No sé qué verá un cristianófobo cuando visita una iglesia medieval. Tal vez solo la iconografía que da expresión a una sarta de supercherías. Yo suelo entrar en las iglesias siempre que tengo ocasión. Por suerte, a pesar de ser ateo sin remedio desde mi primera juventud, fui educado en los valores del Cristianismo y comprendo el simbolismo y la razón de ser de casi todo lo que puede verse en una iglesia medieval o barroca. Y lo que veo en esa iglesia es un gran marco de autenticidad. El compendio del sistema de valores de una civilización. Lo que la gente creía, lo que daba razón de ser a sus vidas. El orden de todas las cosas. Creyentes o no, somos herederos de ese sistema de valores incomparable y hemos llegado hasta aquí gracias a él. Por eso, debemos ser humildes al mirar hacia atrás, sin incurrir en la pendantería de creernos superiores por vivir en una sociedad más avanzada tecnológicamente. No debemos actuar como el hijo de campesinos que ha sacado una carrera y se avergüenza de la rusticidad de los padres que se han privado de todo para que su hijo pueda estudiar. Y quién sabe. Tal vez las generaciones futuras consideren a su vez disparatadas nuestras más solemnes certezas actuales.
Estoy a favor de la laicidad, y sería el primero en detestar cualquier imposición religiosa. Pero no pierdo de vista nuestro origen y la evolución que ha culminado en nuestro actual sistema de valores. Dentro de la sociedad a la que pertenezco, no puedo reclamar el mismo trato ni la misma jerarquía para todas las religiones. En el sistema de enseñanza, por ejemplo. No se trata de preservar la fe cristiana, sino la fe en la civilización cristiana. De todas las formas de suicidio, la más segura es la que deja que se sequen las propias raíces y abona y riega el terreno para que otras religiones echen las suyas. Curiosamente, los sectores sociales que mayor uso hacen de las libertades que ofrece nuestra civilización son los más encarnizados cristianófobos y los más complacientes islamófilos. Es decir, si de repente se trocase la relación de mayorías entre ambas religiones, serían esos sectores los primeros y más radicalmente excluidos del nuevo orden social. Sin embargo, ahí los tenemos, haciendo causa común antioccidental con sus potenciales represores.
El Cristianismo también desarrolló su particular cosmogonía, que ha impregnado todas nuestras manifestaciones culturales durante dos milenios.

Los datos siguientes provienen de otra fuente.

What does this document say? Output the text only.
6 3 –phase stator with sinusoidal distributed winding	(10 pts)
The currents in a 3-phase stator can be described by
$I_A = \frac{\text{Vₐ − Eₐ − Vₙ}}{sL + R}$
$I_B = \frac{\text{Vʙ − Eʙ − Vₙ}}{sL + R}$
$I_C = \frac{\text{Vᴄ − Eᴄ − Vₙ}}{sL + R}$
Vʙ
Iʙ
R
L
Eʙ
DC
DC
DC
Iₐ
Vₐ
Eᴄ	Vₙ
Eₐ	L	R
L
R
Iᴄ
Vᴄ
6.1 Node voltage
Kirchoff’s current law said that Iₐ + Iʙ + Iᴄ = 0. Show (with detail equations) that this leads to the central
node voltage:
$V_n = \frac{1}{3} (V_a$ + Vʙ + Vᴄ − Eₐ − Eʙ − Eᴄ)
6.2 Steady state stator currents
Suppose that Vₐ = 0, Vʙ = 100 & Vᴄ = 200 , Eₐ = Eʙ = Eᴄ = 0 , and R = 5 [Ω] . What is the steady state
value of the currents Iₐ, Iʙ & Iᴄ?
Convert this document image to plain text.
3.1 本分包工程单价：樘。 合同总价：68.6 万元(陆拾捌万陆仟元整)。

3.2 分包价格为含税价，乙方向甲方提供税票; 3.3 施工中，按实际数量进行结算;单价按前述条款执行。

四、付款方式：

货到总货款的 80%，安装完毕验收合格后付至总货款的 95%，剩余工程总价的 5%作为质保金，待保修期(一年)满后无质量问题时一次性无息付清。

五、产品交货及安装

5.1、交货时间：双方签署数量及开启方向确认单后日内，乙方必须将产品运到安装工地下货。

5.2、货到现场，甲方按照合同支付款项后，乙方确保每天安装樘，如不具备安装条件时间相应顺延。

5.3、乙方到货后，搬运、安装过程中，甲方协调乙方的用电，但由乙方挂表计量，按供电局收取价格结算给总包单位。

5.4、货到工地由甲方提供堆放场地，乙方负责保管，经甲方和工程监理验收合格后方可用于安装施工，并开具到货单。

Sin conocer esa cosmogonía, no sólo es imposible entender la Divina Comedia, sino también los sonetos de Lope de Vega o las novelas de Galdós. La historia del arte medieval y moderno es casi toda ella expresión de conceptos cristianos. Por eso, el Cristianismo debería preservarse en las aulas, si no como religión, al menos como mitología. No sólo para que nuestros bachilleres puedan captar algún atisbo argumental en las representaciones de la Capilla Sixtina o en los pórticos de las catedrales góticas, sino para que entiendan las alusiones más elementales de nuestra literatura clásica. Por ejemplo, para que perciban y sientan el sobrecogedor simbolismo del inmenso angel que aguarda en la oscuridad el alma de Jean Valjean.